コント日本一を決める「キングオブコント2017」が1日、東京・港区のTBSで行われ、結成13年目のお笑いコンビ「かまいたち」(山内健司=36、濱家隆一=33)が逆転優勝で「10代目キング」に輝いた。大阪に拠点を置く同コンビは、関西でレギュラー番組8本を抱える“売れっ子コンビ”だが、この優勝を機に「東京進出」を狙っている――。

 かまいたちの2人がエントリー総数2477組の頂点に立った。

 10組のファイナリストで争われた決勝戦は、1本目のコントで点数が高かった5組が2本目を披露。1本目は芸歴14年目と3年目による結成5か月のコンビ「にゃんこスター」のトリッキーネタの爆発力に後れを取り、2点差をつけられて2位で折り返したが、2本目は同じようなテイストネタの「にゃんこ――」に対して、かまいたちは1本目を上回る爆笑ネタで、最終的には14点差(942対928)をつけた。関西では“エース格”と評される同コンビがネタの厚みで栄冠を勝ち取った。

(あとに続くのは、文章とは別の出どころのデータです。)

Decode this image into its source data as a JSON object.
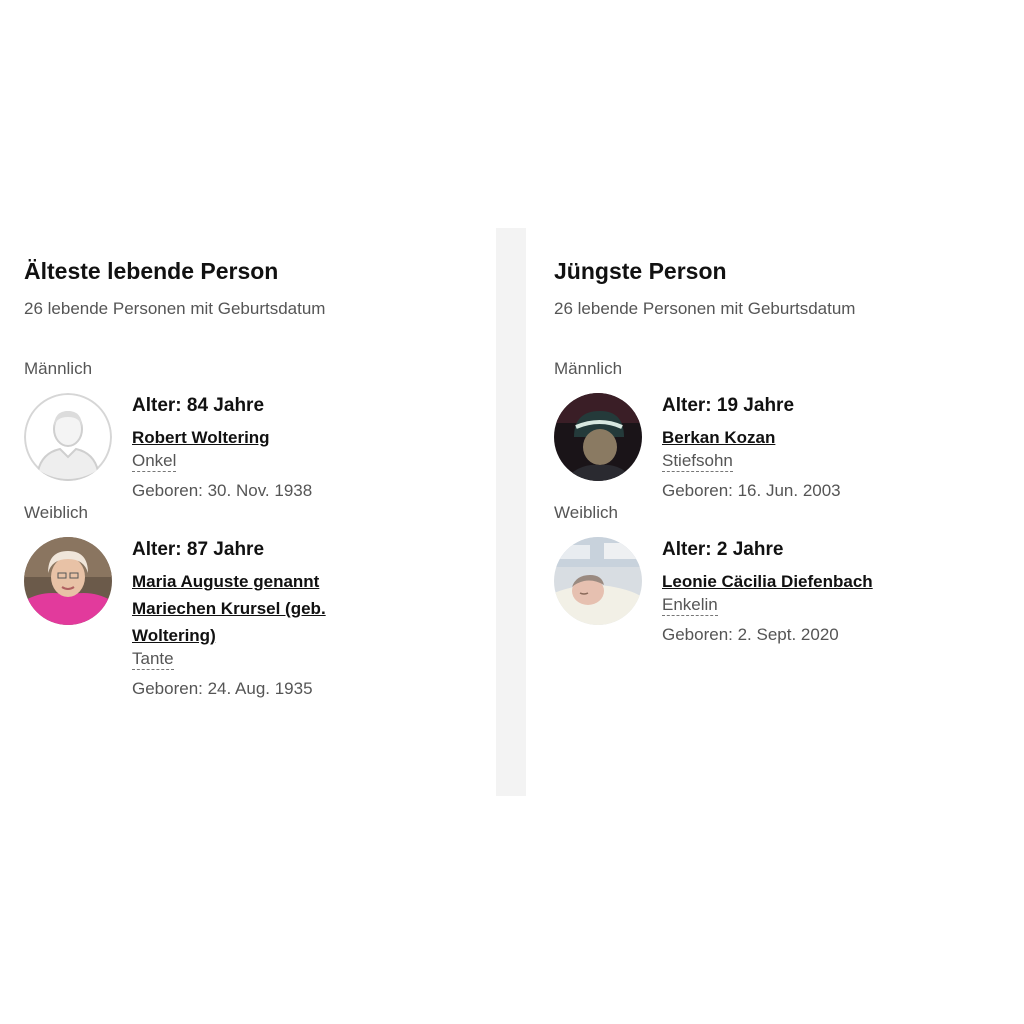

 終了後の優勝者会見でツッコミ役の濱家は「ずっとコントやってきたんで、一番と言われる大会で優勝できてよかったです」と安堵の表情。ボケ役の山内は「去年も出場して3位だったが、1位を取らないといけないと思っていた」と胸の内を明かした。

 この優勝を機に2人が考えているのは本格的な東京進出。山内は「出たい番組は『なんでも鑑定団』です。お年寄りが持ってきたツボが偽物だったとき、(ショックの)表情がたまらない」と笑いを交えて本音をのぞかせた。

 ただ、お笑い事務所関係者は「東京の壁は関西芸人が考えている以上に高い。東京進出となれば、関西のレギュラー番組も最終的には降板しなくてはいけない。関西での安定した生活を捨てて、もう一度、勝負しなくてはいけない。簡単ではないんですよ」という。

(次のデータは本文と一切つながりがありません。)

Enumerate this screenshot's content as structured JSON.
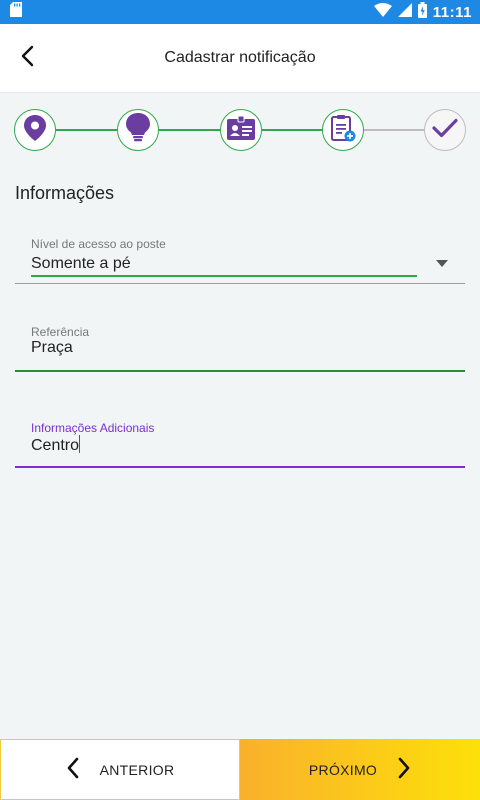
{
  "status_bar": {
    "time": "11:11",
    "icons": [
      "sd-card-icon",
      "wifi-icon",
      "signal-icon",
      "battery-charging-icon"
    ]
  },
  "app_bar": {
    "title": "Cadastrar notificação",
    "back_icon": "back-arrow-icon"
  },
  "stepper": {
    "steps": [
      {
        "icon": "location-pin-icon",
        "state": "done"
      },
      {
        "icon": "light-bulb-icon",
        "state": "done"
      },
      {
        "icon": "id-card-icon",
        "state": "done"
      },
      {
        "icon": "clipboard-add-icon",
        "state": "current"
      },
      {
        "icon": "checkmark-icon",
        "state": "pending"
      }
    ],
    "colors": {
      "done": "#2ea84a",
      "pending": "#bdbdbd",
      "icon": "#6a3ea1"
    }
  },
  "section": {
    "title": "Informações"
  },
  "fields": {
    "access_level": {
      "label": "Nível de acesso ao poste",
      "value": "Somente a pé"
    },
    "reference": {
      "label": "Referência",
      "value": "Praça"
    },
    "additional_info": {
      "label": "Informações Adicionais",
      "value": "Centro"
    }
  },
  "buttons": {
    "previous": "ANTERIOR",
    "next": "PRÓXIMO"
  },
  "colors": {
    "status_bar": "#1e88e5",
    "accent_green": "#2ea84a",
    "accent_purple": "#7b2fd0",
    "next_gradient_start": "#f9b02c",
    "next_gradient_end": "#fde00a"
  }
}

 それでも、2人には“良いお手本コンビ”がいる。かつて本紙インタビューで「目標でありライバル」としていたお笑いコンビ「千鳥」(大悟=37、ノブ=37)だ。千鳥も漫才日本一を決める「M―1」で何度も決勝進出した実力派で、今でこそ東京での仕事を増やし、売れっ子として活躍しているが、関西での仕事を捨てて東京進出した当初、実力派の2人でも、しばらくは仕事がない日が続いた。

「かまいたちの2人は千鳥の背中を見ているし、吉本所属で東京で活動する先輩も多い。東京で活躍するノウハウはすでにある。実力は定評があるので、チャンスを生かせる」(前出関係者)

 会見で山内は「どれだけお仕事のオファーをいただけるか」と野心をのぞかせたが、2人は新天地として目指す東京でも“かまいたち旋風”を起こせるか。